3. Aggressive Behaviours
Like humans, dogs differ in personality. For instance, dog breeds like German Shepherds, Pitbulls, and Doberman Pinschers are known to be naturally aggressive, especially when they feel threatened, scared, or in danger. Meanwhile, there are also dog species who are calm and don’t show aggressiveness easily unless they’re hurt. Some of the calmer breeds include the Greyhounds, St. Bernards, Great Danes, Pugs, and Labrador Retrievers. Such breeds are often preferred by families and children due to their peaceful nature.

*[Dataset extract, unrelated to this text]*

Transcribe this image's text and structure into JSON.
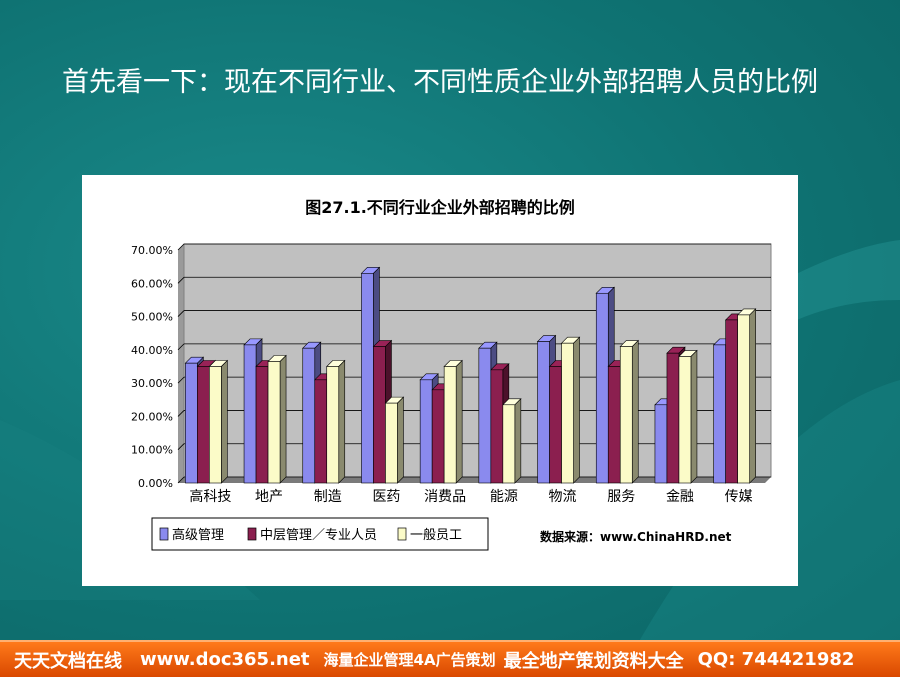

As for the aggressive dogs, such behaviour may not be entirely changed, but it can be lessened if you feed them with low-protein food. Tryptophan is a vital amino acid that’s primarily found in protein and is helpful for your dog’s serotonin production, which can help stabilize their mood and aggressiveness. There are also aggressive dogs who are given tryptophan supplements instead of only depending on the low-protein food.
4. Lethargic Behaviours
Have you noticed your dog suddenly becoming overweight and sluggish? You may think that your dog is only naturally tired, but the truth is that it has to do with the food you’re feeding them. Dogs that are overweight and are always sleepy may be caused by all the artificial additives you’re feeding him. You can find these additives in food that are filled with colouring, preservatives, and flavouring. As a result, your dog has lesser energy to be physically active, and you’ll mostly find them sleeping or sitting in a corner for long periods.

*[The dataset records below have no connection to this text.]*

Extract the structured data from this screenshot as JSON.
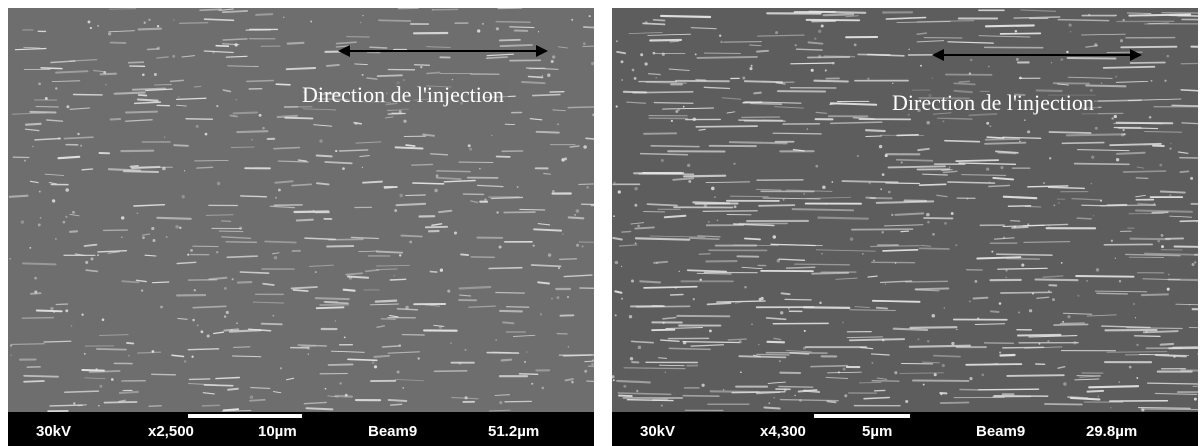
{
  "images": [
    {
      "caption": "Direction de l'injection",
      "voltage": "30kV",
      "magnification": "x2,500",
      "scale_label": "10µm",
      "beam": "Beam9",
      "field_width": "51.2µm"
    },
    {
      "caption": "Direction de l'injection",
      "voltage": "30kV",
      "magnification": "x4,300",
      "scale_label": "5µm",
      "beam": "Beam9",
      "field_width": "29.8µm"
    }
  ],
  "colors": {
    "left_background": "#6e6e6e",
    "right_background": "#5d5d5d",
    "info_bar": "#000000",
    "fibers": "#e6e6e6"
  }
}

Furthermore, their sedentary and lethargic behaviour may also be accompanied by symptoms such as scurfy coat, bad breath, loose stools, and dry skin. But, the good news is that your dog’s lethargic behaviour can still be treated as long as you start feeding them with high-quality, healthy food that’s rich in protein and less in artificial additives.
5. Disruptive Behaviours
Most experts recommend that dogs must be fed at least twice a day—once in the morning and once in the evening. There are also dogs who are fed only once a day, but that only depends on whether your vet has recommended it. However, if you keep on feeding your dog an inadequate amount of food, it’ll start affecting their behaviour, too.
If your dog isn’t getting enough food and is left to feel hungry for long periods, they may start showing disruptive behaviours, such as eating faeces, scavenging, and wrecking all garbage bags they find to search for food. Some dogs who aren’t satisfied with their diet due to the lack of nutrients can also resort to disruptive behaviours. They’ll start eating non-food items, like plants, soil, and plastic.
To prevent this from happening, it’s your responsibility to feed your pet with proper nutrients and follow the eating schedule your vet has advised you.
If your dog exhibits signs of behavioural problems, like any of the ones mentioned above, don’t hesitate to consult your veterinarian before switching up anything in their diet. Nutrition and food quality can significantly affect your dog’s behaviour, alongside other contributing factors, such as lifestyle and the living environment. Now that you know how massive nutrition’s impact is on your pet, make sure you start feeding them with a well-balanced diet to keep them both happy and healthy.